Individuals with borderline personality disorder experience intense emotions and often show a deficiency of emotion regulation skills. This group of people also displays high prevalence rates of self-injurious behavior, which may help them to reduce negative emotional states.
Niedtfeld and colleagues studied the effects of emotional stimuli and a thermal stimulus in people either with or without borderline personality disorder. They conducted an imaging study using picture stimuli to induce negative, positive, or neutral affect and thermal stimuli to induce heat pain or warmth perception. The painful heat stimuli were administered at an individually-set temperature threshold for each subject.
In patients with borderline personality disorder, they found evidence of heightened activation of limbic circuitry in response to pictures evocative of positive and negative emotions, consistent with their reported emotion regulation problems. Amygdala activation also correlated with self-reported deficits in emotion regulation. However, the thermal stimuli inhibited the activation of the amygdala in these patients and also in healthy controls, presumably suppressing emotional reactivity.
Dr. John Krystal, Editor of Biological Psychiatry, commented, "These data are consistent with the hypothesis that physically painful stimuli provide some relief from emotional distress for some patients with borderline personality disorder because they paradoxically inhibit brain regions involved in emotion. This process may help them to compensate for deficient emotional regulation mechanisms."
The authors note that these results are in line with previous findings on emotional hyperactivity in borderline personality disorder and suggest that these individuals process pain stimuli differently depending on their arousal status.
I don’t know about you, but I find this easily relatable. I didn’t really need neurological imaging and a battery of scientific tests to tell me I feel better emotionally after the experience of physical pain, but it really is a concept that is incredibly misunderstood by people. I personally have (had) a number of different reasons for why I turn to self-harm, but ultimately I think the main goal was to simply find some relief. I’ve always known that I experience pain differently that many people. For one, I’m not afraid of it and I actively seek it when I’m in distress, which seems counterintuitive to basic survival instincts. I also know that my pain tolerance is exceptionally high. Hell I sat through a 22 hour rib tattoo without batting an eye. I’ve long thought the brains of those of us that seek self-harm to relieve that emotional stress may have slightly different hardwiring in our brains. It’s nice to see that my instincts appear to be correct.

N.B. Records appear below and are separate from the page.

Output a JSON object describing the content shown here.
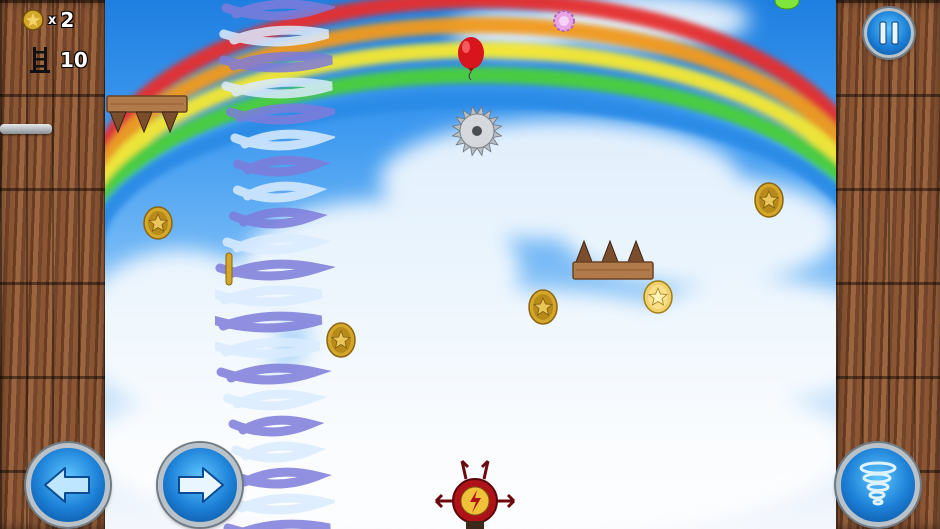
{
  "hud": {
    "coins_count": "2",
    "coins_x": "x",
    "height_count": "10"
  },
  "icons": {
    "coin": "coin-icon",
    "ladder": "ladder-icon",
    "pause": "pause-icon",
    "arrow_left": "left-arrow-icon",
    "arrow_right": "right-arrow-icon",
    "tornado": "tornado-icon"
  },
  "colors": {
    "sky_top": "#1f7fe0",
    "wall_wood": "#7b4a2c",
    "button_blue": "#1b7fd6",
    "coin_gold": "#d4a72a",
    "balloon_red": "#d8141c",
    "player_red": "#b0121a"
  }
}
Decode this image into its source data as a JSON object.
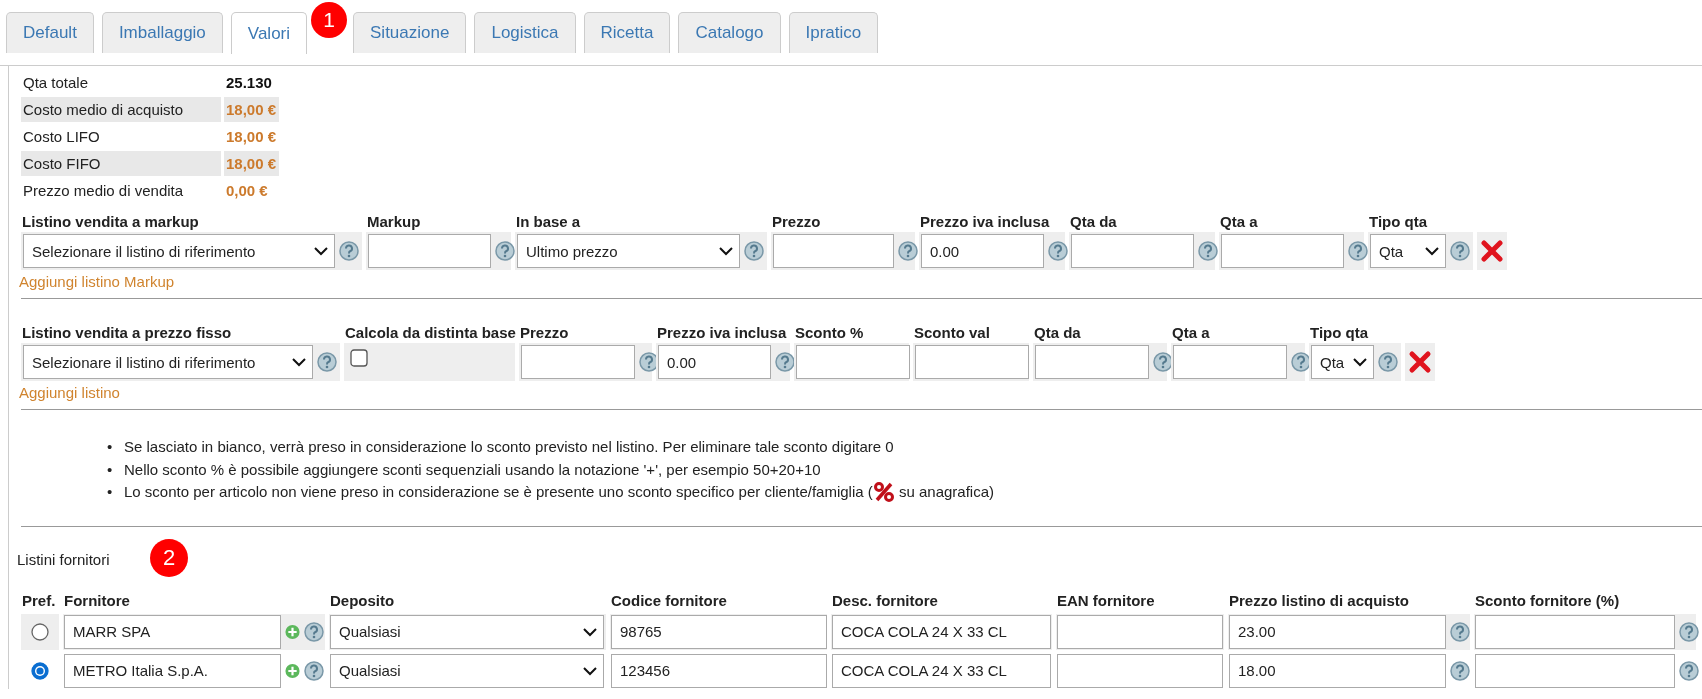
{
  "tabs": [
    {
      "label": "Default",
      "selected": false
    },
    {
      "label": "Imballaggio",
      "selected": false
    },
    {
      "label": "Valori",
      "selected": true
    },
    {
      "label": "Situazione",
      "selected": false
    },
    {
      "label": "Logistica",
      "selected": false
    },
    {
      "label": "Ricetta",
      "selected": false
    },
    {
      "label": "Catalogo",
      "selected": false
    },
    {
      "label": "Ipratico",
      "selected": false
    }
  ],
  "tab_callout": "1",
  "stats": [
    {
      "label": "Qta totale",
      "value": "25.130",
      "kind": "quantity",
      "shaded": false
    },
    {
      "label": "Costo medio di acquisto",
      "value": "18,00 €",
      "kind": "money",
      "shaded": true
    },
    {
      "label": "Costo LIFO",
      "value": "18,00 €",
      "kind": "money",
      "shaded": false
    },
    {
      "label": "Costo FIFO",
      "value": "18,00 €",
      "kind": "money",
      "shaded": true
    },
    {
      "label": "Prezzo medio di vendita",
      "value": "0,00 €",
      "kind": "money",
      "shaded": false
    }
  ],
  "markup": {
    "columns": [
      "Listino vendita a markup",
      "Markup",
      "In base a",
      "Prezzo",
      "Prezzo iva inclusa",
      "Qta da",
      "Qta a",
      "Tipo qta"
    ],
    "fields": [
      {
        "kind": "select",
        "value": "Selezionare il listino di riferimento",
        "help": true
      },
      {
        "kind": "input",
        "help": true
      },
      {
        "kind": "select",
        "value": "Ultimo prezzo",
        "help": true
      },
      {
        "kind": "input",
        "help": true
      },
      {
        "kind": "input",
        "value": "0.00",
        "help": true
      },
      {
        "kind": "input",
        "help": true
      },
      {
        "kind": "input",
        "help": true
      },
      {
        "kind": "select",
        "value": "Qta",
        "help": true
      },
      {
        "kind": "delete"
      }
    ],
    "add_link": "Aggiungi listino Markup"
  },
  "fixed": {
    "columns": [
      "Listino vendita a prezzo fisso",
      "Calcola da distinta base",
      "Prezzo",
      "Prezzo iva inclusa",
      "Sconto %",
      "Sconto val",
      "Qta da",
      "Qta a",
      "Tipo qta"
    ],
    "fields": [
      {
        "kind": "select",
        "value": "Selezionare il listino di riferimento",
        "help": true
      },
      {
        "kind": "checkbox",
        "checked": false
      },
      {
        "kind": "input",
        "help": true
      },
      {
        "kind": "input",
        "value": "0.00",
        "help": true
      },
      {
        "kind": "input",
        "help": false
      },
      {
        "kind": "input",
        "help": false
      },
      {
        "kind": "input",
        "help": true
      },
      {
        "kind": "input",
        "help": true
      },
      {
        "kind": "select",
        "value": "Qta",
        "help": true
      },
      {
        "kind": "delete"
      }
    ],
    "add_link": "Aggiungi listino"
  },
  "notes": [
    {
      "marker": "•",
      "text": "Se lasciato in bianco, verrà preso in considerazione lo sconto previsto nel listino. Per eliminare tale sconto digitare 0"
    },
    {
      "marker": "•",
      "text": "Nello sconto % è possibile aggiungere sconti sequenziali usando la notazione '+', per esempio 50+20+10"
    },
    {
      "marker": "•",
      "text": "Lo sconto per articolo non viene preso in considerazione se è presente uno sconto specifico per cliente/famiglia (",
      "text_after": " su anagrafica)"
    }
  ],
  "suppliers": {
    "title": "Listini fornitori",
    "callout": "2",
    "columns": [
      "Pref.",
      "Fornitore",
      "Deposito",
      "Codice fornitore",
      "Desc. fornitore",
      "EAN fornitore",
      "Prezzo listino di acquisto",
      "Sconto fornitore (%)"
    ],
    "rows": [
      {
        "selected": false,
        "fornitore": "MARR SPA",
        "deposito": "Qualsiasi",
        "codice": "98765",
        "descrizione": "COCA COLA 24 X 33 CL",
        "prezzo": "23.00"
      },
      {
        "selected": true,
        "fornitore": "METRO Italia S.p.A.",
        "deposito": "Qualsiasi",
        "codice": "123456",
        "descrizione": "COCA COLA 24 X 33 CL",
        "prezzo": "18.00"
      }
    ]
  }
}
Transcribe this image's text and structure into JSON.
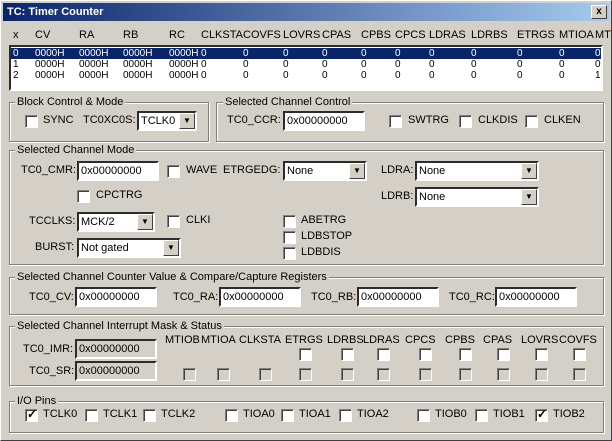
{
  "window": {
    "title": "TC: Timer Counter",
    "close_label": "x"
  },
  "list": {
    "headers": [
      "x",
      "CV",
      "RA",
      "RB",
      "RC",
      "CLKSTA",
      "COVFS",
      "LOVRS",
      "CPAS",
      "CPBS",
      "CPCS",
      "LDRAS",
      "LDRBS",
      "ETRGS",
      "MTIOA",
      "MTIOB"
    ],
    "rows": [
      [
        "0",
        "0000H",
        "0000H",
        "0000H",
        "0000H",
        "0",
        "0",
        "0",
        "0",
        "0",
        "0",
        "0",
        "0",
        "0",
        "0",
        "0"
      ],
      [
        "1",
        "0000H",
        "0000H",
        "0000H",
        "0000H",
        "0",
        "0",
        "0",
        "0",
        "0",
        "0",
        "0",
        "0",
        "0",
        "0",
        "0"
      ],
      [
        "2",
        "0000H",
        "0000H",
        "0000H",
        "0000H",
        "0",
        "0",
        "0",
        "0",
        "0",
        "0",
        "0",
        "0",
        "0",
        "0",
        "1"
      ]
    ],
    "selected_row": 0
  },
  "block_control": {
    "title": "Block Control & Mode",
    "sync_label": "SYNC",
    "sync_checked": false,
    "tc0xc0s_label": "TC0XC0S:",
    "tc0xc0s_value": "TCLK0"
  },
  "selected_channel_control": {
    "title": "Selected Channel Control",
    "ccr_label": "TC0_CCR:",
    "ccr_value": "0x00000000",
    "swtrg_label": "SWTRG",
    "clkdis_label": "CLKDIS",
    "clken_label": "CLKEN"
  },
  "selected_channel_mode": {
    "title": "Selected Channel Mode",
    "cmr_label": "TC0_CMR:",
    "cmr_value": "0x00000000",
    "wave_label": "WAVE",
    "etrgedg_label": "ETRGEDG:",
    "etrgedg_value": "None",
    "ldra_label": "LDRA:",
    "ldra_value": "None",
    "ldrb_label": "LDRB:",
    "ldrb_value": "None",
    "cpctrg_label": "CPCTRG",
    "tcclks_label": "TCCLKS:",
    "tcclks_value": "MCK/2",
    "clki_label": "CLKI",
    "abetrg_label": "ABETRG",
    "ldbstop_label": "LDBSTOP",
    "ldbdis_label": "LDBDIS",
    "burst_label": "BURST:",
    "burst_value": "Not gated"
  },
  "counter_regs": {
    "title": "Selected Channel Counter Value & Compare/Capture Registers",
    "cv_label": "TC0_CV:",
    "cv_value": "0x00000000",
    "ra_label": "TC0_RA:",
    "ra_value": "0x00000000",
    "rb_label": "TC0_RB:",
    "rb_value": "0x00000000",
    "rc_label": "TC0_RC:",
    "rc_value": "0x00000000"
  },
  "interrupt": {
    "title": "Selected Channel Interrupt Mask & Status",
    "imr_label": "TC0_IMR:",
    "imr_value": "0x00000000",
    "sr_label": "TC0_SR:",
    "sr_value": "0x00000000",
    "columns": [
      "MTIOB",
      "MTIOA",
      "CLKSTA",
      "ETRGS",
      "LDRBS",
      "LDRAS",
      "CPCS",
      "CPBS",
      "CPAS",
      "LOVRS",
      "COVFS"
    ]
  },
  "io_pins": {
    "title": "I/O Pins",
    "pins": [
      {
        "label": "TCLK0",
        "checked": true
      },
      {
        "label": "TCLK1",
        "checked": false
      },
      {
        "label": "TCLK2",
        "checked": false
      },
      {
        "label": "TIOA0",
        "checked": false
      },
      {
        "label": "TIOA1",
        "checked": false
      },
      {
        "label": "TIOA2",
        "checked": false
      },
      {
        "label": "TIOB0",
        "checked": false
      },
      {
        "label": "TIOB1",
        "checked": false
      },
      {
        "label": "TIOB2",
        "checked": true
      }
    ]
  }
}
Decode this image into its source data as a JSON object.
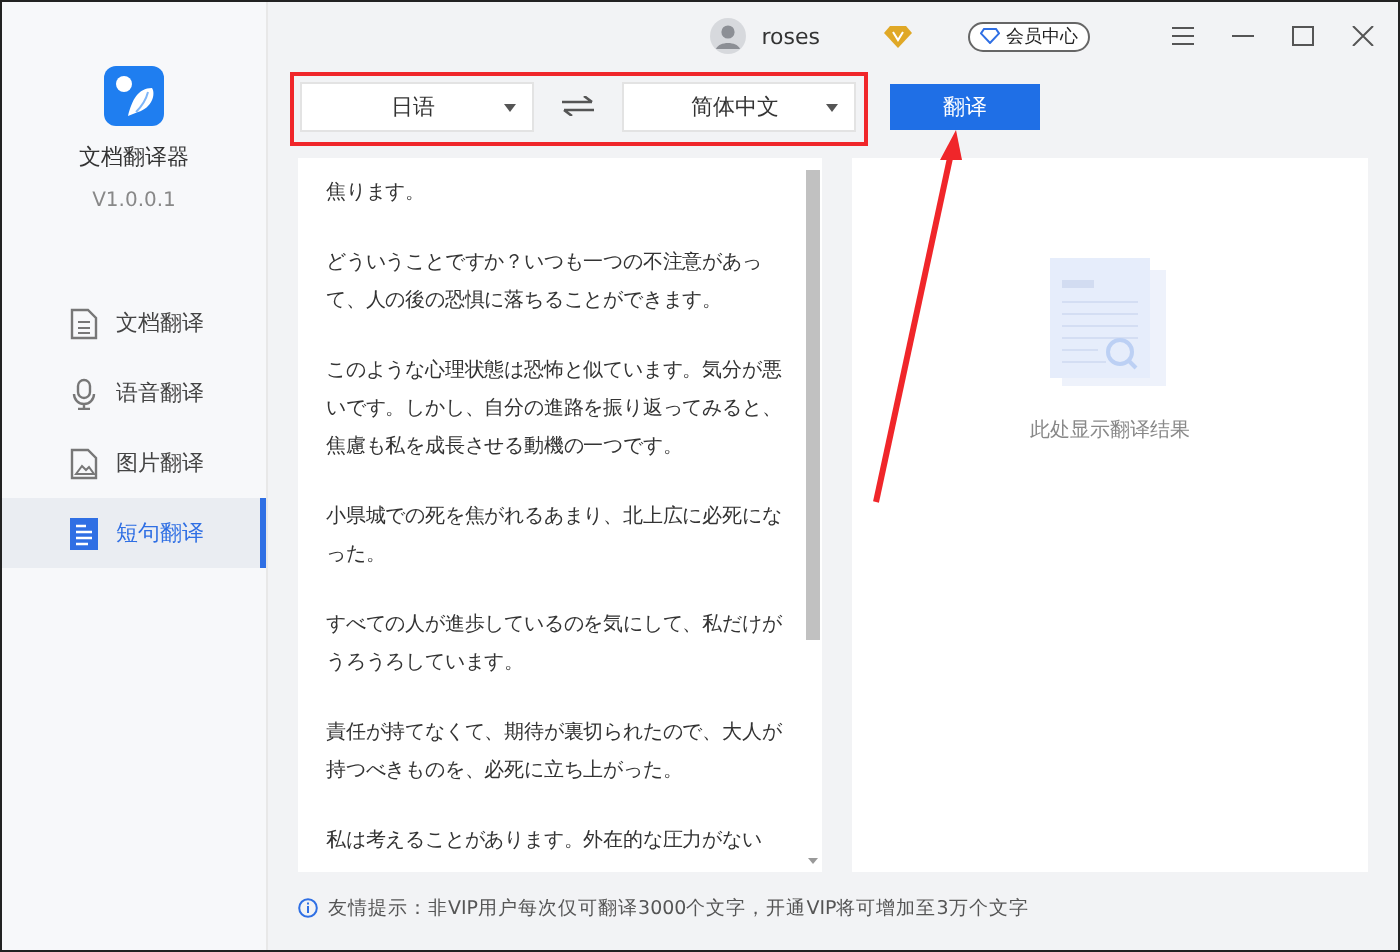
{
  "app": {
    "name": "文档翻译器",
    "version": "V1.0.0.1"
  },
  "sidebar": {
    "items": [
      {
        "label": "文档翻译",
        "kind": "document",
        "selected": false
      },
      {
        "label": "语音翻译",
        "kind": "microphone",
        "selected": false
      },
      {
        "label": "图片翻译",
        "kind": "image",
        "selected": false
      },
      {
        "label": "短句翻译",
        "kind": "text",
        "selected": true
      }
    ]
  },
  "user": {
    "name": "roses"
  },
  "vip_button": "会员中心",
  "toolbar": {
    "source_language": "日语",
    "target_language": "简体中文",
    "translate_button": "翻译"
  },
  "source_text": {
    "paragraphs": [
      "焦ります。",
      "どういうことですか？いつも一つの不注意があって、人の後の恐惧に落ちることができます。",
      "このような心理状態は恐怖と似ています。気分が悪いです。しかし、自分の進路を振り返ってみると、焦慮も私を成長させる動機の一つです。",
      "小県城での死を焦がれるあまり、北上広に必死になった。",
      "すべての人が進歩しているのを気にして、私だけがうろうろしています。",
      "責任が持てなくて、期待が裏切られたので、大人が持つべきものを、必死に立ち上がった。",
      "私は考えることがあります。外在的な圧力がない"
    ]
  },
  "result": {
    "placeholder": "此处显示翻译结果"
  },
  "tip": {
    "text": "友情提示：非VIP用户每次仅可翻译3000个文字，开通VIP将可增加至3万个文字"
  }
}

Something’s a little crossed in there so that physical pain actually inhibits the experience of emotional turmoil. I find this kind of fascinating, especially when you think about it from an evolutionary standpoint: in situations of extreme duress and injury when most people would panic, it actually has a calming effect for some of us. That could be pretty helpful. Not that I am in any way encouraging this as a means to become more clearheaded. There are certainly more constructive ways to achieve this without risking life and limb, but it’s interesting none-the-less.
What do you think?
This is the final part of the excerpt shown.